One method of obtaining such a criterion is to use two ROW_NUMBER
calls. Consider the following query:
SELECT
*,
rnk1 = ROW_NUMBER() OVER ( ORDER BY s),
rnk2 = ROW_NUMBER() OVER (PARTITION BY t ORDER BY s)
FROM @periods
;
For your example it would return the following set:
s e t rnk1 rnk2
---------- ---------- -- ---- ----
2013-01-01 2013-01-02 3 1 1
2013-01-02 2013-01-04 1 2 1
2013-01-04 2013-01-05 1 3 2
2013-01-05 2013-01-06 2 4 1
2013-01-06 2013-01-07 2 5 2
2013-01-07 2013-01-08 2 6 3
2013-01-08 2013-01-09 1 7 3
The interesting thing about the rnk1
and rnk2
rankings is that if you subtract one from the other, you will get values that, together with t
, uniquely identify every distinct sequence of rows with the same t
:
s e t rnk1 rnk2 rnk1 - rnk2
---------- ---------- -- ---- ---- -----------
2013-01-01 2013-01-02 3 1 1 0
2013-01-02 2013-01-04 1 2 1 1
2013-01-04 2013-01-05 1 3 2 1
2013-01-05 2013-01-06 2 4 1 3
2013-01-06 2013-01-07 2 5 2 3
2013-01-07 2013-01-08 2 6 3 3
2013-01-08 2013-01-09 1 7 3 4
Knowing that, you can easily apply grouping and aggregation.
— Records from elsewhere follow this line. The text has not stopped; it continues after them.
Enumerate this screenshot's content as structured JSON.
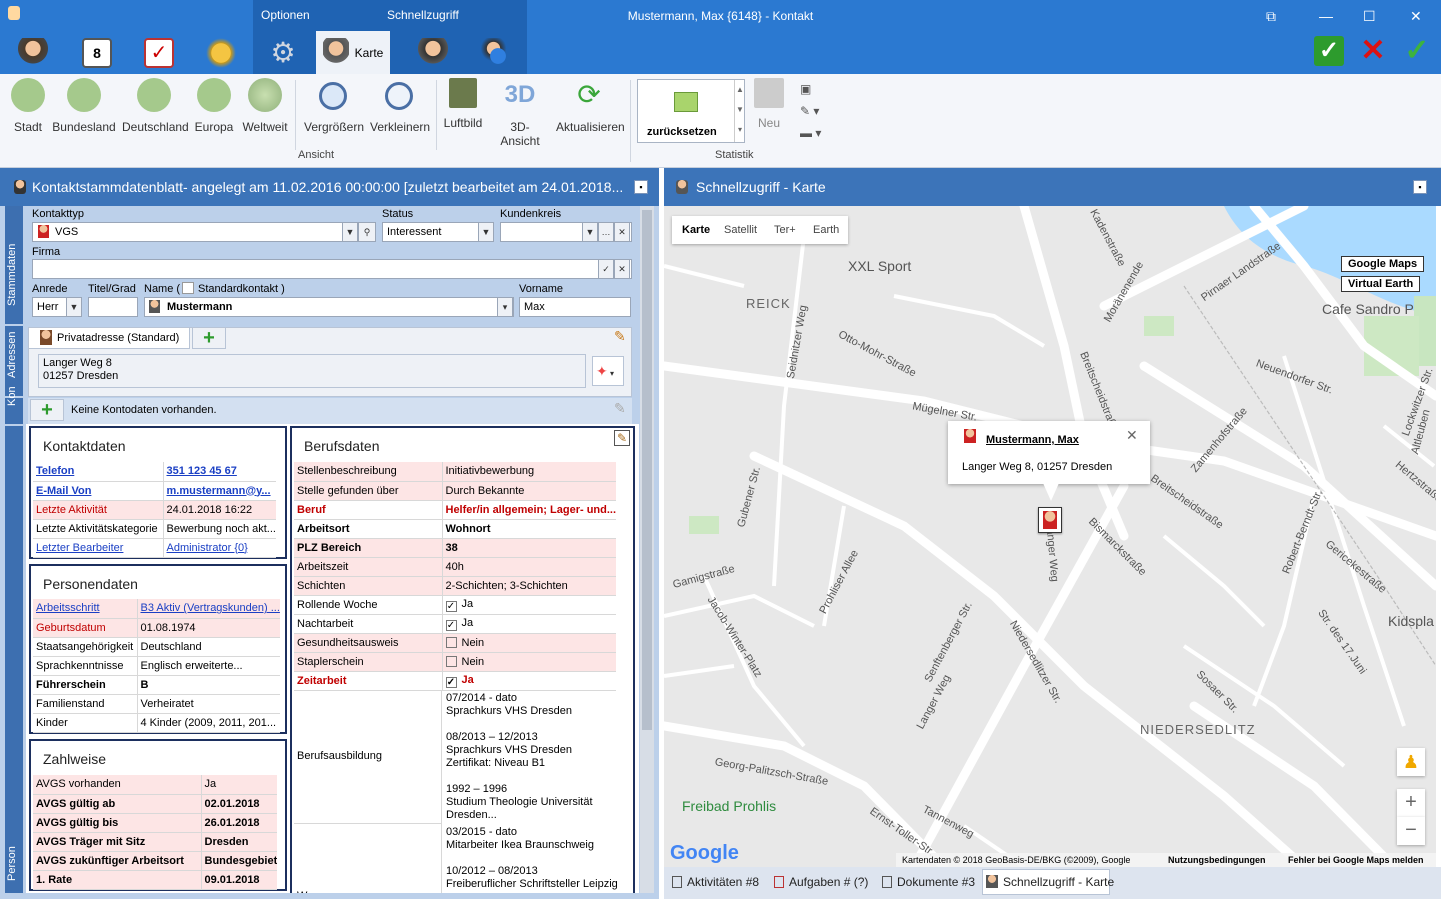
{
  "window": {
    "title": "Mustermann, Max {6148} - Kontakt"
  },
  "top_tabs": {
    "optionen": "Optionen",
    "schnellzugriff": "Schnellzugriff"
  },
  "active_module": "Karte",
  "ribbon": {
    "buttons": [
      "Stadt",
      "Bundesland",
      "Deutschland",
      "Europa",
      "Weltweit",
      "Vergrößern",
      "Verkleinern",
      "Luftbild",
      "3D-Ansicht",
      "Aktualisieren"
    ],
    "reset_label": "zurücksetzen",
    "neu_label": "Neu",
    "group_ansicht": "Ansicht",
    "group_statistik": "Statistik"
  },
  "left": {
    "header": "Kontaktstammdatenblatt- angelegt am 11.02.2016 00:00:00 [zuletzt bearbeitet am 24.01.2018...",
    "side_tabs": {
      "stammdaten": "Stammdaten",
      "adressen": "Adressen",
      "kon": "Kon",
      "person": "Person"
    },
    "kontakttyp_label": "Kontakttyp",
    "kontakttyp_value": "VGS",
    "status_label": "Status",
    "status_value": "Interessent",
    "kundenkreis_label": "Kundenkreis",
    "kundenkreis_value": "",
    "firma_label": "Firma",
    "firma_value": "",
    "anrede_label": "Anrede",
    "anrede_value": "Herr",
    "titel_label": "Titel/Grad",
    "titel_value": "",
    "name_label": "Name (",
    "standardkontakt_label": "Standardkontakt )",
    "name_value": "Mustermann",
    "vorname_label": "Vorname",
    "vorname_value": "Max",
    "address_tab": "Privatadresse (Standard)",
    "address_line1": "Langer Weg 8",
    "address_line2": "01257 Dresden",
    "konto_text": "Keine Kontodaten vorhanden.",
    "kontaktdaten": {
      "title": "Kontaktdaten",
      "rows": [
        [
          "Telefon",
          "351 123 45 67"
        ],
        [
          "E-Mail  Von",
          "m.mustermann@y..."
        ],
        [
          "Letzte Aktivität",
          "24.01.2018 16:22"
        ],
        [
          "Letzte Aktivitätskategorie",
          "Bewerbung noch akt..."
        ],
        [
          "Letzter Bearbeiter",
          "Administrator {0}"
        ]
      ]
    },
    "personendaten": {
      "title": "Personendaten",
      "rows": [
        [
          "Arbeitsschritt",
          "B3 Aktiv (Vertragskunden) ..."
        ],
        [
          "Geburtsdatum",
          "01.08.1974"
        ],
        [
          "Staatsangehörigkeit",
          "Deutschland"
        ],
        [
          "Sprachkenntnisse",
          "Englisch erweiterte..."
        ],
        [
          "Führerschein",
          "B"
        ],
        [
          "Familienstand",
          "Verheiratet"
        ],
        [
          "Kinder",
          "4 Kinder (2009, 2011, 201..."
        ]
      ]
    },
    "zahlweise": {
      "title": "Zahlweise",
      "rows": [
        [
          "AVGS vorhanden",
          "Ja"
        ],
        [
          "AVGS gültig ab",
          "02.01.2018"
        ],
        [
          "AVGS gültig bis",
          "26.01.2018"
        ],
        [
          "AVGS Träger mit Sitz",
          "Dresden"
        ],
        [
          "AVGS zukünftiger Arbeitsort",
          "Bundesgebiet"
        ],
        [
          "1. Rate",
          "09.01.2018"
        ]
      ]
    },
    "berufsdaten": {
      "title": "Berufsdaten",
      "rows": [
        [
          "Stellenbeschreibung",
          "Initiativbewerbung"
        ],
        [
          "Stelle gefunden über",
          "Durch Bekannte"
        ],
        [
          "Beruf",
          "Helfer/in allgemein; Lager- und..."
        ],
        [
          "Arbeitsort",
          "Wohnort"
        ],
        [
          "PLZ Bereich",
          "38"
        ],
        [
          "Arbeitszeit",
          "40h"
        ],
        [
          "Schichten",
          "2-Schichten; 3-Schichten"
        ],
        [
          "Rollende Woche",
          "Ja"
        ],
        [
          "Nachtarbeit",
          "Ja"
        ],
        [
          "Gesundheitsausweis",
          "Nein"
        ],
        [
          "Staplerschein",
          "Nein"
        ],
        [
          "Zeitarbeit",
          "Ja"
        ]
      ],
      "ausbildung_label": "Berufsausbildung",
      "ausbildung_lines": [
        "07/2014 - dato",
        "Sprachkurs  VHS  Dresden",
        "",
        "08/2013 – 12/2013",
        "Sprachkurs VHS  Dresden",
        "Zertifikat: Niveau B1",
        "",
        "1992 – 1996",
        "Studium Theologie Universität",
        "Dresden..."
      ],
      "more_lines": [
        "03/2015 - dato",
        "Mitarbeiter Ikea  Braunschweig",
        "",
        "10/2012 – 08/2013",
        "Freiberuflicher Schriftsteller  Leipzig"
      ],
      "truncated_label": "W..."
    }
  },
  "right": {
    "header": "Schnellzugriff - Karte",
    "map_types": [
      "Karte",
      "Satellit",
      "Ter+",
      "Earth"
    ],
    "google_maps_btn": "Google Maps",
    "virtual_earth_btn": "Virtual Earth",
    "popup_name": "Mustermann, Max",
    "popup_address": "Langer Weg 8, 01257 Dresden",
    "places": [
      "XXL Sport",
      "Cafe Sandro P",
      "Freibad Prohlis",
      "Kidspla",
      "REICK",
      "NIEDERSEDLITZ"
    ],
    "streets": [
      "Kadenstraße",
      "Moränenende",
      "Pirnaer Landstraße",
      "Otto-Mohr-Straße",
      "Seidnitzer Weg",
      "Mügelner Str.",
      "Breitscheidstraße",
      "Neuendorfer Str.",
      "Zamenhofstraße",
      "Breitscheidstraße",
      "Lockwitzer Str.",
      "Gubener Str.",
      "Bismarckstraße",
      "Robert-Berndt-Str.",
      "Gamigstraße",
      "Jacob-Winter-Platz",
      "Prohliser Allee",
      "Senftenberger Str.",
      "Langer Weg",
      "Niedersedlitzer Str.",
      "Str. des 17.Juni",
      "Georg-Palitzsch-Straße",
      "Sosaer Str.",
      "Gericekestraße",
      "Hertzstraße",
      "Altleuben",
      "Tannenweg",
      "Ernst-Toller-Str.",
      "Langer Weg"
    ],
    "attribution": "Kartendaten © 2018 GeoBasis-DE/BKG (©2009), Google",
    "terms": "Nutzungsbedingungen",
    "report": "Fehler bei Google Maps melden",
    "google_logo": "Google",
    "bottom_tabs": [
      "Aktivitäten #8",
      "Aufgaben # (?)",
      "Dokumente #3",
      "Schnellzugriff - Karte"
    ]
  },
  "colors": {
    "accent": "#2b79d1",
    "header": "#3c74b9",
    "card_border": "#1c2f5e",
    "highlight": "#fde5e5"
  }
}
This is what the final query might look like:
WITH partitioned AS (
SELECT
*,
g = ROW_NUMBER() OVER ( ORDER BY s)
- ROW_NUMBER() OVER (PARTITION BY t ORDER BY s)
FROM @periods
)
SELECT
s = MIN(s),
e = MAX(e),
t
FROM partitioned
GROUP BY
t,
g
;
If you like, you can play with this solution at SQL Fiddle.